Unquestionably, the $600 direct checks from the December stimulus bill fueled the spending.
We have been predicting for some time that over the next few months as COVID becomes more under control and the weather gets warmer, consumers will unleash all of the trillions of dollars of excess savings they will have and go on a huge spending spree. It appears that this was the first round of spending, but it’s probably just the beginning.
To recap the stimulus programs, in April the CARES act sent out $1,200 checks totaling around $300B, and in December 2020 the next round of stimulus sent out $600 checks totaling $166B. In addition to those direct payments, there have also been huge extra unemployment benefits paid since April. As a result, from April through December of 2020, Americans have saved up approximately $1.5T in excess savings, waiting to be unleashed. Apparently, this latest round of stimulus checks burst the dam, as consumers flooded the economy with $568B of speeding on retail goods and services.
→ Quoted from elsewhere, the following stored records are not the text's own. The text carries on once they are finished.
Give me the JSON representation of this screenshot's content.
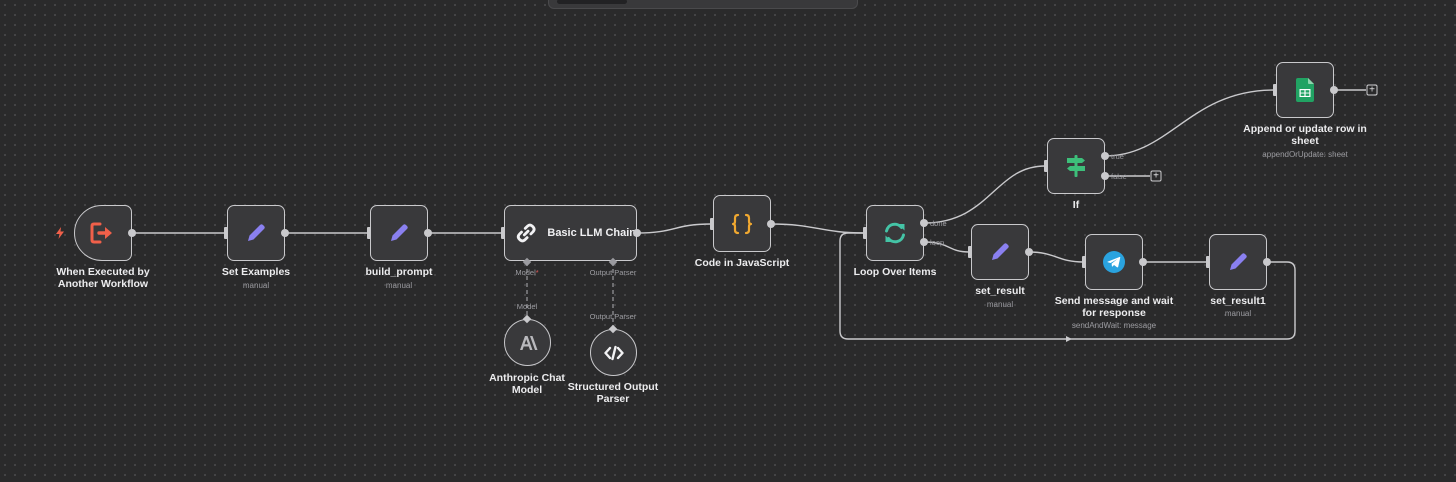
{
  "nodes": {
    "trigger": {
      "title_line1": "When Executed by",
      "title_line2": "Another Workflow"
    },
    "set_examples": {
      "title": "Set Examples",
      "subtitle": "manual"
    },
    "build_prompt": {
      "title": "build_prompt",
      "subtitle": "manual"
    },
    "llm_chain": {
      "title": "Basic LLM Chain",
      "model_port": "Model",
      "parser_port": "Output Parser"
    },
    "anthropic": {
      "title_line1": "Anthropic Chat",
      "title_line2": "Model",
      "connector": "Model"
    },
    "parser": {
      "title_line1": "Structured Output",
      "title_line2": "Parser",
      "connector": "Output Parser"
    },
    "code": {
      "title": "Code in JavaScript"
    },
    "loop": {
      "title": "Loop Over Items",
      "done_label": "done",
      "loop_label": "loop"
    },
    "if_node": {
      "title": "If",
      "true_label": "true",
      "false_label": "false"
    },
    "sheets": {
      "title_line1": "Append or update row in",
      "title_line2": "sheet",
      "subtitle": "appendOrUpdate: sheet"
    },
    "set_result": {
      "title": "set_result",
      "subtitle": "manual"
    },
    "telegram": {
      "title_line1": "Send message and wait",
      "title_line2": "for response",
      "subtitle": "sendAndWait: message"
    },
    "set_result1": {
      "title": "set_result1",
      "subtitle": "manual"
    }
  },
  "colors": {
    "trigger_icon": "#f0604a",
    "edit_icon": "#8a80f0",
    "code_icon": "#f0a830",
    "loop_icon": "#44c4a6",
    "if_icon": "#3dbf7a",
    "sheets_icon": "#21a363",
    "telegram_icon": "#2aa3df",
    "wire": "#c9c9cc"
  },
  "icons": {
    "trigger": "sign-out-icon",
    "set": "pencil-icon",
    "chain": "link-icon",
    "anthropic": "anthropic-logo-icon",
    "parser": "code-icon",
    "code": "curly-braces-icon",
    "loop": "sync-icon",
    "if": "signpost-icon",
    "sheets": "google-sheets-icon",
    "telegram": "telegram-icon"
  }
}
And there’s more to come! Sometime over the next month, President Biden’s $1.9T American Rescue Plan (ARP) will be passed which will include yet a third round of direct payments in the form of $1,400 checks, in addition to extended unemployment benefits. Certainly, income support is needed for those who are still unemployed because of COVID. But given Feb. 17th’s report, perhaps it would be wise to put a pause on the direct payments to see if consumers will continue to spend enough of those excess savings to boost the economy. After all, the government could always provide more stimulus later if needed. Two other arguments for a pause are that there are now signs of inflation bubbling up in the economy, and of course, those direct payments will add to the debt load. But it’s highly unlikely that a pause will even be considered.
Retail sales since before COVID have made a remarkable comeback in most categories, but of course bars and restaurants have been left behind.